Upon chatting to a number of the fans, a great deal of people were at the Cavern for Framing Hanley, a fairly small band from Tennessee that over the years have developed a very loyal and dedicated UK following. Screams erupted as Kenneth Nixon took to the stage, and I’m not sure if I am ashamed or proud to admit that one of those screams actually came from myself. Nixon definitely owned the venue, everyone was singing along as though Framing Hanley themselves were the headline act. Opening with their infamous cover of Lollipop and ending on the still amazing Hear Me Now, it was hard to believe that the headline act hadn’t actually played already. It was a night that delivered big things.

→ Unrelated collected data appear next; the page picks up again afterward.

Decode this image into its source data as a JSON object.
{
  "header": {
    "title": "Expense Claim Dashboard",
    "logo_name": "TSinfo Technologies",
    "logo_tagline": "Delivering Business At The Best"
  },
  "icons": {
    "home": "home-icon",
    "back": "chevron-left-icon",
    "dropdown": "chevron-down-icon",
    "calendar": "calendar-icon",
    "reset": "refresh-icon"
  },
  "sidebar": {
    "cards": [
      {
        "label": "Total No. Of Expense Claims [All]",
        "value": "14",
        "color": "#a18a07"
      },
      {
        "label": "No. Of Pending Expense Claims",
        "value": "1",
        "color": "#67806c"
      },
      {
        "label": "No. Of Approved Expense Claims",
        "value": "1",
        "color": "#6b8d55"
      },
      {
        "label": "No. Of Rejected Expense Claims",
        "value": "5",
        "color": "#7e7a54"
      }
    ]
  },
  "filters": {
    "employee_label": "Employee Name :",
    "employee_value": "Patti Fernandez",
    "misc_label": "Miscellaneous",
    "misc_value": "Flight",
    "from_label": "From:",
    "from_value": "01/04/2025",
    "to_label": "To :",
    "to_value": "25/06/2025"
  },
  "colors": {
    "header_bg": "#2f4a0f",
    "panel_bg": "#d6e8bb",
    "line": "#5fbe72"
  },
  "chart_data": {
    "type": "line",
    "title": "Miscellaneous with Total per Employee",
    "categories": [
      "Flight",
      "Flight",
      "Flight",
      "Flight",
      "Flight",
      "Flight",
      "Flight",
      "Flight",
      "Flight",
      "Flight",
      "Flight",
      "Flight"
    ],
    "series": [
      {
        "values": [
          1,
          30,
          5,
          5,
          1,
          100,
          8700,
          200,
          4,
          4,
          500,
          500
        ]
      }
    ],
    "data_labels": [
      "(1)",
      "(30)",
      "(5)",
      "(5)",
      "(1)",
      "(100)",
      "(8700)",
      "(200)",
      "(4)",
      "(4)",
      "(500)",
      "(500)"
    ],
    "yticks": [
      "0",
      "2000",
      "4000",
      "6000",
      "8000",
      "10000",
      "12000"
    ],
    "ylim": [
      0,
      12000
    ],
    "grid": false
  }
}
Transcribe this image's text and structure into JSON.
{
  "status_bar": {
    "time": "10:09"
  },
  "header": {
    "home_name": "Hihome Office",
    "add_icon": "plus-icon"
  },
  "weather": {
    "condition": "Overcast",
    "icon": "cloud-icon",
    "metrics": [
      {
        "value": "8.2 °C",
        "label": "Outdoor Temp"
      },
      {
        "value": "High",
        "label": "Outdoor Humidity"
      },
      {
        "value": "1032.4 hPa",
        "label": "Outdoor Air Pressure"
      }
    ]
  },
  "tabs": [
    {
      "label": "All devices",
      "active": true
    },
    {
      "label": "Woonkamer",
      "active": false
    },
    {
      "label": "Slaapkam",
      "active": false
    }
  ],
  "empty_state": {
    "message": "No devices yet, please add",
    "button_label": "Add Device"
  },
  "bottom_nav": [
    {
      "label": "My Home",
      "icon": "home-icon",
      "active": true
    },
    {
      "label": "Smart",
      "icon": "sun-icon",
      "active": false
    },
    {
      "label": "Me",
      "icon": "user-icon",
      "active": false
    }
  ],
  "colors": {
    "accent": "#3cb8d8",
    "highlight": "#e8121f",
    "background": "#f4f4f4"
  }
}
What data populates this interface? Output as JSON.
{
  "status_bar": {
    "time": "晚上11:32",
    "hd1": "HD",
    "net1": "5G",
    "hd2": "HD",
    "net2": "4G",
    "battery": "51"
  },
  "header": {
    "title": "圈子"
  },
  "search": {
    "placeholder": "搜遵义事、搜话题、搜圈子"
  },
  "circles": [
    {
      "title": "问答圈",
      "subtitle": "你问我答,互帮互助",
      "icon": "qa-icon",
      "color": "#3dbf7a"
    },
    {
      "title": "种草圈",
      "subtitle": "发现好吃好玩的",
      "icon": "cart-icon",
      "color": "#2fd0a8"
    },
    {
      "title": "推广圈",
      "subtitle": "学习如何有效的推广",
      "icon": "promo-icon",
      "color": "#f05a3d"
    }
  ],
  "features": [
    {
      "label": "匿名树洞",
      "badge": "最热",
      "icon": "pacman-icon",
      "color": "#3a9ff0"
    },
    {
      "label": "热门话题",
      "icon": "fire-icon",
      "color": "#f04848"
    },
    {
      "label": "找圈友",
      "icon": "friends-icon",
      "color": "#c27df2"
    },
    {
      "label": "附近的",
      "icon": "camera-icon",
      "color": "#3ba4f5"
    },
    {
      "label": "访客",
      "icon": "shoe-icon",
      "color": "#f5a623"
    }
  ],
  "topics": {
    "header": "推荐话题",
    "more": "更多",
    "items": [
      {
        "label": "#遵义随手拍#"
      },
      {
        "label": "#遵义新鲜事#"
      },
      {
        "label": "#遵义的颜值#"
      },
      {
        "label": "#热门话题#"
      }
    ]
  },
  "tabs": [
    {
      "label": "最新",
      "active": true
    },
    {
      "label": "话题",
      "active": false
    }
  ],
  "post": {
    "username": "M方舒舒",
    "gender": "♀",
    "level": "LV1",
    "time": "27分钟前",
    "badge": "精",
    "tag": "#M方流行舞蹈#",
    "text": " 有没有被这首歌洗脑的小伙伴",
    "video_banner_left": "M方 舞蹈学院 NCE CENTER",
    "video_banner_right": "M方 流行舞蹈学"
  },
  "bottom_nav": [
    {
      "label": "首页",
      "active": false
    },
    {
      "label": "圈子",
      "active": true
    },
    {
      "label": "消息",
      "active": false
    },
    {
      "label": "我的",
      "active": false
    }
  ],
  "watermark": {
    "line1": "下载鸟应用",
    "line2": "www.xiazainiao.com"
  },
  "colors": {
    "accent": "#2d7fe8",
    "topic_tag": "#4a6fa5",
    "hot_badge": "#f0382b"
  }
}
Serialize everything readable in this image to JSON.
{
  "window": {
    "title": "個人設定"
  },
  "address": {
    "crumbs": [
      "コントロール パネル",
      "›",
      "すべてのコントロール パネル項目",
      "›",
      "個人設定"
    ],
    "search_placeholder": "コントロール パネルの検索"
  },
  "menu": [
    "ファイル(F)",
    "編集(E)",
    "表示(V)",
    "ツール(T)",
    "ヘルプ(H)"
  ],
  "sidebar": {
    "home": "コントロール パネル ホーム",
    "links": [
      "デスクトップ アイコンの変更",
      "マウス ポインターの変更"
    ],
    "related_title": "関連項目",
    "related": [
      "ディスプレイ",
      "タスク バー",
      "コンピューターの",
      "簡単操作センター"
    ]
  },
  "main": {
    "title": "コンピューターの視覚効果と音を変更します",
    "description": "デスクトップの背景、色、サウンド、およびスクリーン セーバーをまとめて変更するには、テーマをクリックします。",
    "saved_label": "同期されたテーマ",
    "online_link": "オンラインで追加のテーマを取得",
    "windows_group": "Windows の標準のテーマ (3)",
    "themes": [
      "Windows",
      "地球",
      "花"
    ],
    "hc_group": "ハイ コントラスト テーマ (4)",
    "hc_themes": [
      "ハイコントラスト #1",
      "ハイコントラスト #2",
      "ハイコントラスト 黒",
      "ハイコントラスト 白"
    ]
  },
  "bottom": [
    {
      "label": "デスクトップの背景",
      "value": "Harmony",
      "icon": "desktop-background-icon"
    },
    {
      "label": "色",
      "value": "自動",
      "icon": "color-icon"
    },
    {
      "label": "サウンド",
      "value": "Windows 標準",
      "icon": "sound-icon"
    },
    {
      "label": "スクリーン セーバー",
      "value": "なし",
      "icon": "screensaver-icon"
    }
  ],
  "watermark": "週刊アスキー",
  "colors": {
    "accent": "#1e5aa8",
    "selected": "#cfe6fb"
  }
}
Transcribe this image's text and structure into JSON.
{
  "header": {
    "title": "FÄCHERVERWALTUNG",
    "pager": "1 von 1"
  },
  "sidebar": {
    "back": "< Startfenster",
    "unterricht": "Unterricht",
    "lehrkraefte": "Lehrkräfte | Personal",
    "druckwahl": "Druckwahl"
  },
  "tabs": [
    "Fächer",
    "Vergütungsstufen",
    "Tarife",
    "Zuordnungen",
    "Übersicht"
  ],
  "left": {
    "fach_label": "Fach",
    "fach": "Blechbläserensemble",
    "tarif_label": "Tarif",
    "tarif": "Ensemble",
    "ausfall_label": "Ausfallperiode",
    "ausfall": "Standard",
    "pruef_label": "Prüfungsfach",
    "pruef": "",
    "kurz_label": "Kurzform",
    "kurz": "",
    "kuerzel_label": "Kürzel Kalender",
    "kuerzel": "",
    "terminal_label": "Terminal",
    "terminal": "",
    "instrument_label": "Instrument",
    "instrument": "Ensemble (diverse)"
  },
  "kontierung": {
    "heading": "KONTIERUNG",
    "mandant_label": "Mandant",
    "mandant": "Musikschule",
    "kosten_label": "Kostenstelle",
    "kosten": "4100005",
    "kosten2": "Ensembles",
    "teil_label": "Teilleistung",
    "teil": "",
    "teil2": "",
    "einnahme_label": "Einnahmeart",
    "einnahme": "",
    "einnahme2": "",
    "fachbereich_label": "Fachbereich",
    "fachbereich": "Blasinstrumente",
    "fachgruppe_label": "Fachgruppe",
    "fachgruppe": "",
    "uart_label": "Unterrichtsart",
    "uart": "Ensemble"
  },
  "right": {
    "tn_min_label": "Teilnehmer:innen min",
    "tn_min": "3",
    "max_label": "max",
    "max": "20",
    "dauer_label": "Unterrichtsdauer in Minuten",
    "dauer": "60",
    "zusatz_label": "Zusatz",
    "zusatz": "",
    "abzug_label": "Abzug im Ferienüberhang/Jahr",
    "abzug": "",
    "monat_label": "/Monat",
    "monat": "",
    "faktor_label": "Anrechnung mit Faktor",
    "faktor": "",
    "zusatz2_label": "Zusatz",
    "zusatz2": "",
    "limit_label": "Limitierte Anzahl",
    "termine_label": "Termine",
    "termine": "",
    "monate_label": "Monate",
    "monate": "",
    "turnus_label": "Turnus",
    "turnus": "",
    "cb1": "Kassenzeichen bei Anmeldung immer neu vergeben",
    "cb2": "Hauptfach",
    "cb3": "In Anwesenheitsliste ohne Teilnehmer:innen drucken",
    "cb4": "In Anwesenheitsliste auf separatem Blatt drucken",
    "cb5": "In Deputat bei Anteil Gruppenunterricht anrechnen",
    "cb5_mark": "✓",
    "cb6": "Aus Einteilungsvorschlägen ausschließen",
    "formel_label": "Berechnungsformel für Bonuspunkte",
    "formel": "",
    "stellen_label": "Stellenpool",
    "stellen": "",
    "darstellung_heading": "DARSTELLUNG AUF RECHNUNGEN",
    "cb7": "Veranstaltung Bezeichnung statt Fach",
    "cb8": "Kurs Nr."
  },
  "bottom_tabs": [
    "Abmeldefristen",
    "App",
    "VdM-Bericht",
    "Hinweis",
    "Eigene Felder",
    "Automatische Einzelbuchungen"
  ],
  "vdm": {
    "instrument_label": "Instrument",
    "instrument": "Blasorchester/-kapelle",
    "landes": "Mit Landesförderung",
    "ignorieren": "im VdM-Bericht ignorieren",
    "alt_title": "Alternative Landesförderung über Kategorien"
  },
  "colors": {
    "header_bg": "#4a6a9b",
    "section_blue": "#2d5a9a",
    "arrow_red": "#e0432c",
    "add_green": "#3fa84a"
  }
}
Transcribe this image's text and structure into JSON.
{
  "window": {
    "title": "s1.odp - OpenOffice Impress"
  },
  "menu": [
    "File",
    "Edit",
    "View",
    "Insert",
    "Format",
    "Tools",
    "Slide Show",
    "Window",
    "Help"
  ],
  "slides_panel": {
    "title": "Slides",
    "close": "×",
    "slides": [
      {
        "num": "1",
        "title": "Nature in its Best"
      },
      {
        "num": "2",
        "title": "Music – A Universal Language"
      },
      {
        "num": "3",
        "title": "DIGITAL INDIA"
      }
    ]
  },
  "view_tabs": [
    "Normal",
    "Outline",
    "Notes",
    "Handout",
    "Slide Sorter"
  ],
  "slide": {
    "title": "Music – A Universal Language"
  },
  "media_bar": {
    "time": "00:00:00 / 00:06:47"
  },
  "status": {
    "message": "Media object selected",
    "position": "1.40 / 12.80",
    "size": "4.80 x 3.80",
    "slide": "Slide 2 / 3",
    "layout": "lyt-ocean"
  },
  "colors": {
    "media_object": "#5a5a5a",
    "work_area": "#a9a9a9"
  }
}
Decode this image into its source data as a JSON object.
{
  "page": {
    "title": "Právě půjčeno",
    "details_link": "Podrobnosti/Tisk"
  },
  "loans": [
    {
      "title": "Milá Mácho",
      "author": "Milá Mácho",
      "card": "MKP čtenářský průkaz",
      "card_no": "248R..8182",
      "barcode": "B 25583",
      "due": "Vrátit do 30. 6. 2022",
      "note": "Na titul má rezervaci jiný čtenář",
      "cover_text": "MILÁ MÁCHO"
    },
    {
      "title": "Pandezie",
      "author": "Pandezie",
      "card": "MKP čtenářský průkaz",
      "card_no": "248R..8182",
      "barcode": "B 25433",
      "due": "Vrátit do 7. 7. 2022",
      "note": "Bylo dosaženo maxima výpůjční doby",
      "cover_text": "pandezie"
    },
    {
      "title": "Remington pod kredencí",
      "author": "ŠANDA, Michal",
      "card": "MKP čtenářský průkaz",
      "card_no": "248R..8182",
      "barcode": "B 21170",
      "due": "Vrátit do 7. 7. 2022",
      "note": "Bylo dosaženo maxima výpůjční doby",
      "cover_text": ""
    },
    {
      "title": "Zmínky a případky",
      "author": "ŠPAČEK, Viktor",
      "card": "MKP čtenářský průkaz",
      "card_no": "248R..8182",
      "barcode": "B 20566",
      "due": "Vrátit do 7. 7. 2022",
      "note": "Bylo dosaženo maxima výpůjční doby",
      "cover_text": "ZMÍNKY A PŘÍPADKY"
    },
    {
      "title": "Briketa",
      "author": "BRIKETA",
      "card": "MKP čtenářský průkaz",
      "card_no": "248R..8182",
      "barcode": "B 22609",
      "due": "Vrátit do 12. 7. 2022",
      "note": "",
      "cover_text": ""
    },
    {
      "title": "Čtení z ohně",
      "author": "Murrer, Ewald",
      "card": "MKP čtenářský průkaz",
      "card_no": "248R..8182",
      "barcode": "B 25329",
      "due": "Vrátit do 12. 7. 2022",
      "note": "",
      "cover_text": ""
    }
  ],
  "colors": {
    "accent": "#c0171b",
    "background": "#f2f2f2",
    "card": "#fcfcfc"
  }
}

Once The Blackout came on the crowd were well and truly pumped, as it were, with a few pints in them and the energy from the previous acts. I have to say, despite my personal music taste having taken a swerve away from pop punk after the age of about 16, I enjoyed every second of it, and I can say with confidence that I was not the only one. Sean Smith and co were jumping around the Cavern as if they were on springs, portraying such an intense energy it was hard to believe it was the same band that I was lucky enough to interview before the gig.

I’m trying very hard to avoid cliché but it genuinely seemed as though, if the Cavern were not underground, the roof would have definitely come off. Songs from the new album were definitely up beat and punchy, and classic track It’s High Tide Baby, though the band may be sick of playing it by now, was probably the highlight of the evening.

It’s been a while since I’ve attended a gig like that. I supposed what with my new and quite different musical preferences I wouldn’t go to the same gigs now as I did when I was fifteen. But should you find yourself reading this, take my advice: participate in some nostalgia. Pick a band you listened to forever ago and check them out live. You could be bitterly disappointed and ashamed of your past self, or you could find yourself lulled into a beautiful haze of nostalgia and familiarity, while high-tempo drums and generic melodies you once lived by actually join you once again.